Legal Case Summary
Re Casey’s Patents [1892] 1 Ch 104
When past consideration can be good consideration.
Facts
The defendant, Casey, managed some patents owned by the plaintiffs, Stewart and Charlton. The plaintiffs later signed a document that read: ‘In consideration of your services… we hereby agree to give you one-third share of the patents’. This payment was in return for work Casey had already done. When Casey registered this document on the patent register in order to claim his 1/3 interest in the patents, the plaintiffs applied to have the document expunged from the register.
Issues
The plaintiffs stated that the document was not a deed and therefore was required to be supported by consideration before it became a valid agreement. The issue was whether what Casey had already done was past consideration, in which case it would not be good consideration, and the agreement to give him an interest in the patents would be void.
Decision / Outcome
The Court of Appeal held that Casey must have assumed his work was to be paid for in some way.

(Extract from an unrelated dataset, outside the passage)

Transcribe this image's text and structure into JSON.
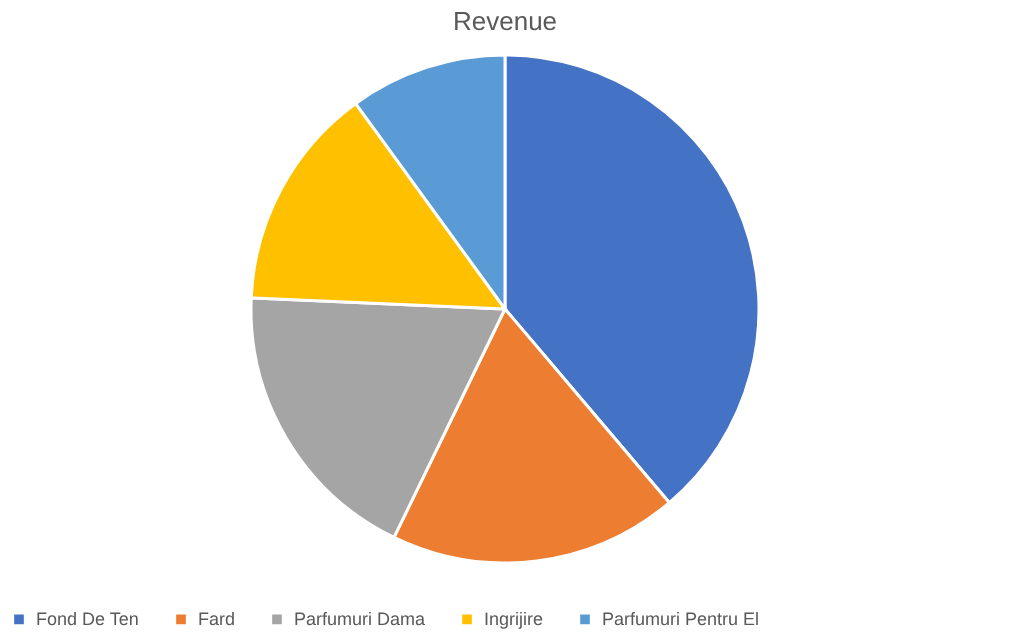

The work done was not just a matter of goodwill but something a manager would have expected to have been paid for. The promise to pay was, therefore, just a crystallization of this reasonable expectation. Bowen LJ said (ay 116):
‘a past service raises an implication that at the time it was entered it was to be paid for, and… when you get in the subsequent document a promise to pay that promise may be treated… as an admission which… fixes the amount of that reasonable remuneration’.
Therefore, Casey’s past work was good consideration and the agreement was enforceable.